Recommendations for Borrowers:
1) Trump is clearly in favor of a single IBR program going forward, which will have a shorter forgiveness period than the version currently in place. If you are in distress or default on your loans, enroll in a current Income-Driven Repayment program (or a loan rehabilitation). If you’re not, it may be best to wait and see what develops with Trump’s stated new version before you enroll. The shorter forgiveness period may end up saving you money over the long-term.
2) Make sure to stay current on your student loans payments and out of default status. This is important because, in the past, new student loan programs have been more difficult for those in default to enroll in. Keeping your loans in good standing is the best way to keep your opinions open going forward.
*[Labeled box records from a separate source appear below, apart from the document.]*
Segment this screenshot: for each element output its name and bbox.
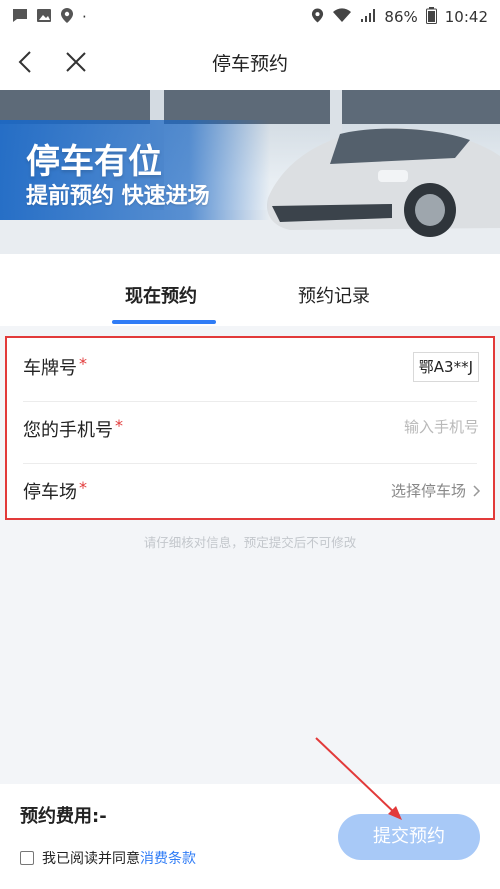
terms-link[interactable]: 消费条款 — [140, 851, 196, 867]
required-mark: * — [79, 478, 87, 497]
status-dot: · — [82, 8, 87, 26]
parking-lot-label: 停车场 * — [23, 478, 87, 503]
phone-input[interactable] — [299, 418, 479, 436]
tab-indicator — [112, 320, 216, 324]
tab-reservation-records[interactable]: 预约记录 — [298, 282, 370, 308]
plate-row[interactable]: 车牌号 * 鄂A3**J — [7, 338, 493, 402]
status-left: · — [12, 7, 87, 28]
map-pin-icon — [60, 7, 74, 28]
status-bar: · 86% 10:42 — [0, 0, 500, 34]
promo-banner: 停车有位 提前预约 快速进场 — [0, 90, 500, 254]
signal-icon — [360, 8, 376, 27]
plate-label: 车牌号 * — [23, 354, 87, 379]
image-icon — [36, 8, 52, 27]
message-icon — [12, 8, 28, 27]
parking-lot-row[interactable]: 停车场 * 选择停车场 — [7, 462, 493, 526]
notice-text: 请仔细核对信息，预定提交后不可修改 — [143, 535, 357, 550]
wifi-icon — [332, 7, 352, 27]
battery-icon — [425, 6, 437, 28]
fee-value: - — [99, 806, 107, 827]
phone-row: 您的手机号 * — [7, 400, 493, 464]
status-right: 86% 10:42 — [311, 6, 488, 28]
required-mark: * — [79, 354, 87, 373]
tab-current-reservation[interactable]: 现在预约 — [125, 282, 197, 308]
parking-lot-value: 选择停车场 — [390, 482, 466, 500]
back-icon[interactable] — [14, 48, 38, 76]
agreement: 我已阅读并同意消费条款 — [20, 848, 196, 868]
phone-label: 您的手机号 * — [23, 416, 123, 441]
fee-label: 预约费用:- — [20, 806, 107, 827]
battery-percent: 86% — [384, 8, 418, 26]
banner-subline: 提前预约 快速进场 — [26, 184, 210, 209]
required-mark: * — [115, 416, 123, 435]
clock: 10:42 — [444, 8, 488, 26]
plate-value[interactable]: 鄂A3**J — [412, 352, 479, 382]
tab-bar: 现在预约 预约记录 — [0, 254, 500, 326]
submit-button[interactable]: 提交预约 — [338, 814, 480, 860]
parking-lot-select[interactable]: 选择停车场 — [391, 480, 481, 501]
agree-checkbox[interactable] — [20, 851, 34, 865]
reservation-form: 车牌号* 鄂A3**J 您的手机号* 停车场* 选择停车场 — [5, 336, 495, 520]
location-icon — [311, 7, 324, 28]
banner-headline: 停车有位 — [26, 142, 162, 182]
agree-text: 我已阅读并同意消费条款 — [42, 851, 196, 867]
bottom-bar: 预约费用:- 我已阅读并同意消费条款 提交预约 — [0, 784, 500, 889]
nav-bar: 停车预约 — [0, 34, 500, 90]
close-icon[interactable] — [62, 48, 90, 76]
chevron-right-icon — [473, 484, 481, 497]
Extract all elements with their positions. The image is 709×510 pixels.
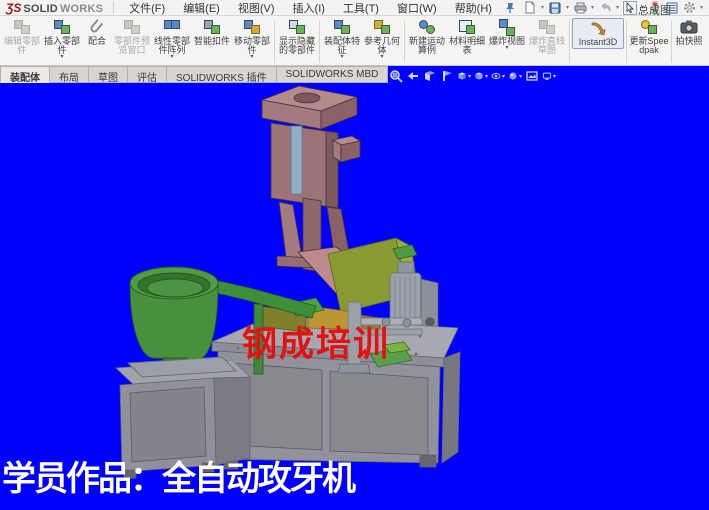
graphics-viewport[interactable]: 钢成培训 学员作品：全自动攻牙机 <box>0 66 709 510</box>
ribbon-button-instant3d[interactable]: Instant3D <box>572 18 624 49</box>
titlebar-separator <box>113 2 114 14</box>
ribbon-button-assembly-features[interactable]: 装配体特征 <box>322 18 362 61</box>
ribbon-button-explode-line-sketch: 爆炸直线草图 <box>527 18 567 56</box>
mate-icon <box>87 19 107 36</box>
ribbon-button-insert-components[interactable]: 插入零部件 <box>42 18 82 61</box>
reference-geometry-icon <box>372 19 392 36</box>
ribbon-button-component-preview-window: 零部件预览窗口 <box>112 18 152 56</box>
tab-evaluate[interactable]: 评估 <box>128 66 167 83</box>
document-title: 总成图 <box>638 2 671 18</box>
tab-sketch[interactable]: 草图 <box>89 66 128 83</box>
new-document-icon[interactable] <box>523 1 537 15</box>
ribbon-button-take-snapshot[interactable]: 拍快照 <box>674 18 704 47</box>
options-caret[interactable]: ▾ <box>700 4 703 11</box>
save-caret[interactable]: ▾ <box>566 4 569 11</box>
menu-help[interactable]: 帮助(H) <box>446 0 501 17</box>
linear-pattern-icon <box>162 19 182 36</box>
pin-menu-icon[interactable] <box>505 2 515 14</box>
section-view-icon[interactable] <box>423 69 437 83</box>
ribbon-button-exploded-view[interactable]: 爆炸视图 <box>487 18 527 52</box>
insert-components-icon <box>52 19 72 36</box>
undo-icon[interactable] <box>598 1 612 15</box>
menu-window[interactable]: 窗口(W) <box>388 0 446 17</box>
menu-edit[interactable]: 编辑(E) <box>174 0 229 17</box>
menu-insert[interactable]: 插入(I) <box>284 0 334 17</box>
options-gear-icon[interactable] <box>682 1 696 15</box>
print-icon[interactable] <box>573 1 587 15</box>
tab-layout[interactable]: 布局 <box>50 66 89 83</box>
save-icon[interactable] <box>548 1 562 15</box>
zoom-to-area-icon[interactable] <box>389 69 403 83</box>
new-document-caret[interactable]: ▾ <box>541 4 544 11</box>
ribbon-group-separator <box>626 20 627 63</box>
print-caret[interactable]: ▾ <box>591 4 594 11</box>
ribbon-group-separator <box>274 20 275 63</box>
ribbon-button-reference-geometry[interactable]: 参考几何体 <box>362 18 402 61</box>
move-component-icon <box>242 19 262 36</box>
ribbon-button-linear-component-pattern[interactable]: 线性零部件阵列 <box>152 18 192 61</box>
menu-bar: 文件(F) 编辑(E) 视图(V) 插入(I) 工具(T) 窗口(W) 帮助(H… <box>120 0 501 17</box>
ribbon-group-separator <box>404 20 405 63</box>
apply-scene-icon[interactable] <box>525 69 539 83</box>
bill-of-materials-icon <box>457 19 477 36</box>
show-hidden-icon <box>287 19 307 36</box>
instant3d-icon <box>588 20 608 37</box>
ribbon-group-separator <box>319 20 320 63</box>
edit-appearance-icon[interactable] <box>508 69 522 83</box>
exploded-view-icon <box>497 19 517 36</box>
previous-view-icon[interactable] <box>406 69 420 83</box>
menu-file[interactable]: 文件(F) <box>120 0 174 17</box>
select-icon[interactable] <box>623 1 637 15</box>
display-style-icon[interactable] <box>474 69 488 83</box>
dynamic-annotation-views-icon[interactable] <box>440 69 454 83</box>
new-motion-study-icon <box>417 19 437 36</box>
ribbon-button-bill-of-materials[interactable]: 材料明细表 <box>447 18 487 56</box>
ribbon-group-separator <box>671 20 672 63</box>
watermark-text: 钢成培训 <box>242 316 390 367</box>
ribbon-button-mate[interactable]: 配合 <box>82 18 112 47</box>
solidworks-logo: ƷS SOLIDWORKS <box>6 1 103 15</box>
title-bar: ƷS SOLIDWORKS 文件(F) 编辑(E) 视图(V) 插入(I) 工具… <box>0 0 709 16</box>
ribbon-group-separator <box>569 20 570 63</box>
ribbon-button-smart-fasteners[interactable]: 智能扣件 <box>192 18 232 47</box>
ds-logo-mark: ƷS <box>6 1 21 15</box>
tab-solidworks-mbd[interactable]: SOLIDWORKS MBD <box>277 66 389 83</box>
solidworks-window: ƷS SOLIDWORKS 文件(F) 编辑(E) 视图(V) 插入(I) 工具… <box>0 0 709 510</box>
explode-line-sketch-icon <box>537 19 557 36</box>
command-manager-ribbon: 编辑零部件 插入零部件 配合 零部件预览窗口 线性零部件阵列 智能扣件 移动零部… <box>0 16 709 66</box>
heads-up-view-toolbar <box>372 69 556 83</box>
view-orientation-icon[interactable] <box>457 69 471 83</box>
update-speedpak-icon <box>639 19 659 36</box>
hide-show-items-icon[interactable] <box>491 69 505 83</box>
undo-caret[interactable]: ▾ <box>616 4 619 11</box>
ribbon-button-update-speedpak[interactable]: 更新Speedpak <box>629 18 669 56</box>
take-snapshot-camera-icon <box>679 19 699 36</box>
model-3d[interactable] <box>0 66 709 510</box>
caption-text: 学员作品：全自动攻牙机 <box>2 451 354 500</box>
menu-view[interactable]: 视图(V) <box>229 0 284 17</box>
tab-assembly[interactable]: 装配体 <box>0 66 50 83</box>
assembly-features-icon <box>332 19 352 36</box>
tab-solidworks-addins[interactable]: SOLIDWORKS 插件 <box>167 66 277 83</box>
ribbon-button-move-component[interactable]: 移动零部件 <box>232 18 272 61</box>
quick-access-toolbar: ▾ ▾ ▾ ▾ ▾ ▾ <box>523 1 704 15</box>
ribbon-button-edit-component: 编辑零部件 <box>2 18 42 56</box>
view-settings-icon[interactable] <box>542 69 556 83</box>
command-manager-tabs: 装配体 布局 草图 评估 SOLIDWORKS 插件 SOLIDWORKS MB… <box>0 66 388 83</box>
menu-tools[interactable]: 工具(T) <box>334 0 388 17</box>
component-preview-icon <box>122 19 142 36</box>
ribbon-button-new-motion-study[interactable]: 新建运动算例 <box>407 18 447 56</box>
ribbon-button-show-hidden-components[interactable]: 显示隐藏的零部件 <box>277 18 317 56</box>
edit-component-icon <box>12 19 32 36</box>
smart-fasteners-icon <box>202 19 222 36</box>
3) At this point, there is no real knowledge available about how Trump’s student loan policies will affect private loans, if at all. This being the case, it may be best to simply to wait and see what develops. This may offer an opportunity to take advantage of better options in the near future.
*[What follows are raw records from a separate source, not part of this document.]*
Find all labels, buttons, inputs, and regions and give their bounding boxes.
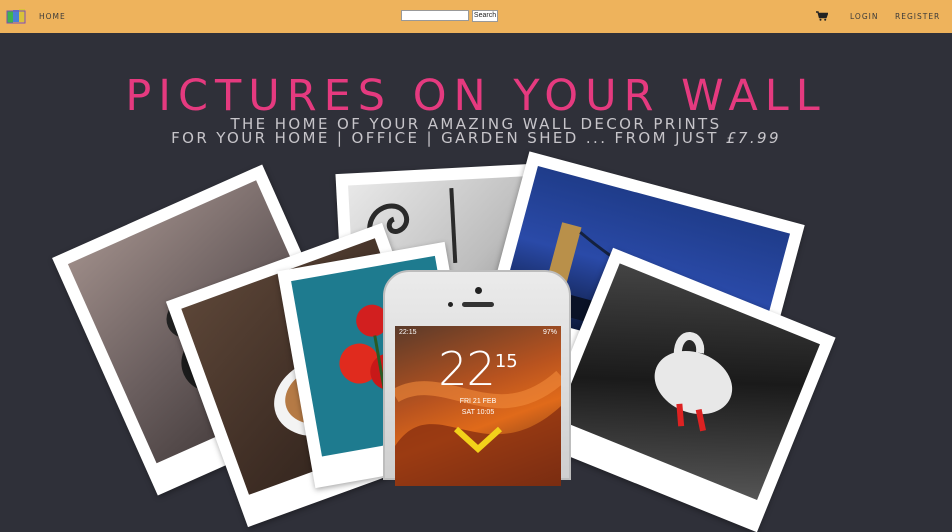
hero-price: £7.99 xyxy=(725,129,781,147)
phone-mockup: 22:15 97% 2215 FRI 21 FEB SAT 10:05 xyxy=(383,270,571,486)
top-nav-bar: HOME Search LOGIN REGISTER xyxy=(0,0,952,33)
lockscreen-date: FRI 21 FEB xyxy=(459,398,497,405)
clock-minute: 15 xyxy=(494,351,518,372)
phone-screen: 22:15 97% 2215 FRI 21 FEB SAT 10:05 xyxy=(395,326,561,486)
search-button[interactable]: Search xyxy=(472,10,498,22)
nav-login-link[interactable]: LOGIN xyxy=(850,12,878,21)
lockscreen-alarm: SAT 10:05 xyxy=(461,409,495,416)
lockscreen-clock: 2215 xyxy=(395,342,561,396)
phone-sensor xyxy=(448,302,453,307)
chevron-down-icon[interactable] xyxy=(453,424,503,454)
nav-register-link[interactable]: REGISTER xyxy=(895,12,940,21)
phone-camera xyxy=(475,287,482,294)
search-input[interactable] xyxy=(401,10,469,21)
hero-subtitle-line2: FOR YOUR HOME | OFFICE | GARDEN SHED ...… xyxy=(0,131,952,146)
nav-home-link[interactable]: HOME xyxy=(39,12,66,21)
phone-status-bar: 22:15 97% xyxy=(395,326,561,339)
hero-subtitle-prefix: FOR YOUR HOME | OFFICE | GARDEN SHED ...… xyxy=(171,129,719,147)
clock-hour: 22 xyxy=(438,342,496,396)
status-time: 22:15 xyxy=(399,329,417,336)
phone-speaker xyxy=(462,302,494,307)
site-logo-icon[interactable] xyxy=(6,8,26,26)
shopping-cart-icon[interactable] xyxy=(816,11,828,21)
status-battery: 97% xyxy=(542,329,557,336)
hero-title: PICTURES ON YOUR WALL xyxy=(125,71,827,121)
Obviously, there are still a lot of questions in the minds of student loan borrowers about how Trump’s future policies will affect them. Rest assured that as things develop, Student Debt Relief aims to provide student borrowers with the most up-to-date information and guidance.
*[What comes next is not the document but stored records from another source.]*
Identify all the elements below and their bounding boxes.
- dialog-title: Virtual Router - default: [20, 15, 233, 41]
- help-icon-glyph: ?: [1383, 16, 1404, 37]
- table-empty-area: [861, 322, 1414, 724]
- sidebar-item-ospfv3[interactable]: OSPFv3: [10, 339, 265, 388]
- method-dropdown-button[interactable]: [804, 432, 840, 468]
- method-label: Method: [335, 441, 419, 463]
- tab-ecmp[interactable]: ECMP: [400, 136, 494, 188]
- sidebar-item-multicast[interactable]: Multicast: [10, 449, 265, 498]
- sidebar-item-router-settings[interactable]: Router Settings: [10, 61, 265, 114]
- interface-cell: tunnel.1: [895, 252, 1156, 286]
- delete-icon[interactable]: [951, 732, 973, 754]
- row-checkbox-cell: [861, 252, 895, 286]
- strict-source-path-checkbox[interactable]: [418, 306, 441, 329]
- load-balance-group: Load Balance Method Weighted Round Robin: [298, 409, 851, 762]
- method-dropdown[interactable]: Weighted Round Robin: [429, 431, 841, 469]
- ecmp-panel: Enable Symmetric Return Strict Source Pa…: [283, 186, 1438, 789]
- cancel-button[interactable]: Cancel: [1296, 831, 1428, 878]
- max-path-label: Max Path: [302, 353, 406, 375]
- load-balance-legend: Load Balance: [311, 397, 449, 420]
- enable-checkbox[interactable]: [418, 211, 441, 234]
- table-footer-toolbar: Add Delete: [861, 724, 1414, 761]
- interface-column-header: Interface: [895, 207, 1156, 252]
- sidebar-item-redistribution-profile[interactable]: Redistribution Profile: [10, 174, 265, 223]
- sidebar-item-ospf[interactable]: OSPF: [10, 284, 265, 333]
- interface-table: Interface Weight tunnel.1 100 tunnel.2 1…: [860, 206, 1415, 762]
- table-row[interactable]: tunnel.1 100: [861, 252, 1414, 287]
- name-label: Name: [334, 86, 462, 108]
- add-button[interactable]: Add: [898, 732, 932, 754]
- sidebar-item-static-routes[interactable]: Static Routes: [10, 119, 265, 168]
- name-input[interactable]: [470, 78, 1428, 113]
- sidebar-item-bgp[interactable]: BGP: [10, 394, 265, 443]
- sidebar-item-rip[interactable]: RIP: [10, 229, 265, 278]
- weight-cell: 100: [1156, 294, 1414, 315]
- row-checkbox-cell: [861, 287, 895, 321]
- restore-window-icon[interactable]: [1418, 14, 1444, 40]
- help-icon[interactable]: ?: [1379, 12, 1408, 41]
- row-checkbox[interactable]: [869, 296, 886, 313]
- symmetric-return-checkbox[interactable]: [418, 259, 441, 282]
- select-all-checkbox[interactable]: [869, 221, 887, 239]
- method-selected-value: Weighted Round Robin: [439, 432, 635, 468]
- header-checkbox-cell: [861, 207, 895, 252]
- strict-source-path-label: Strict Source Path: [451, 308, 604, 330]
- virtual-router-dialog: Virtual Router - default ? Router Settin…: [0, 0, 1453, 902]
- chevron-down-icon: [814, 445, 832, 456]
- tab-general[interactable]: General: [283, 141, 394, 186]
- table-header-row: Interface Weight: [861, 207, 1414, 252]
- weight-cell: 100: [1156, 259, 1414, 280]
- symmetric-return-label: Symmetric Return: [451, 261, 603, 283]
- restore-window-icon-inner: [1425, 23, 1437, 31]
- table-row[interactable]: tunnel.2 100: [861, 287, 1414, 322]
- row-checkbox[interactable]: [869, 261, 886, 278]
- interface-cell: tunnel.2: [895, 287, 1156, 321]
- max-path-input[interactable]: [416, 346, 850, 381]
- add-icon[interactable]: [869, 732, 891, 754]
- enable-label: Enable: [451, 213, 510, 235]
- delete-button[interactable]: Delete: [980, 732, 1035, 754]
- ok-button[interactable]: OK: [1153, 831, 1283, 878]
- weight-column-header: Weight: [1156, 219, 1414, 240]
Will Trump forgive my student loans?
While nothing is set in stone, it seems very likely that whatever program Trump implements will have an end of term loan forgiveness as a component. His most recent thinking is forgiveness would be after 15 years of payments.
How do I get signed up for student loan forgiveness?
Make sure your federal loans are enrolled in the direct loan program. If they are not, consolidate them into the direct loan program. If they are Stafford loans you may want to see if you qualify for any of the Stafford forgiveness programs. Here is a complete guide to student loan forgiveness.
Will Trump lower my student loan payment?
You likely don’t need to wait for Trump to lower your payment, you may be able to lower your payment today. Look at Income-Driven Repayment programs and/or private loan consolidations today. Based on his statements so far it is likely he will continue the Income-Driven Repayment program that helps borrowers lower their payment to a manageable size.
Will Trump lower my student loan interest rate?
So far he has not made any definitive statements regarding interest rates, but he has said the Department of Education shouldn’t profit from student loans. One way to make sure they are not profiting would be to lower the interest rate.
Will Trump do away with the Public Service Loan Forgiveness?
He has not stated this directly. However, he has said that he wants to roll all current federal student loan programs into a single Income-Based Repayment program. One can only assume that this would include the Public Service Loan Forgiveness program as well, but this is by no means certain.
Trump’s cancellation of student loan protections may grow the federal government’s involvement.
Under the Trump administration, the Department of Education has removed Obama era protections for student loan borrowers who want to rehabilitate their loans.
By making rehabilitation of privately held loans less attractive, borrowers are more likely to opt to skip rehabilitation and immediately consolidate their FFEL loans into the Federal Direct Loan Program to take advantage of income-based repayment programs. When borrowers take this action, it moves loans from private balance sheets to the federal government.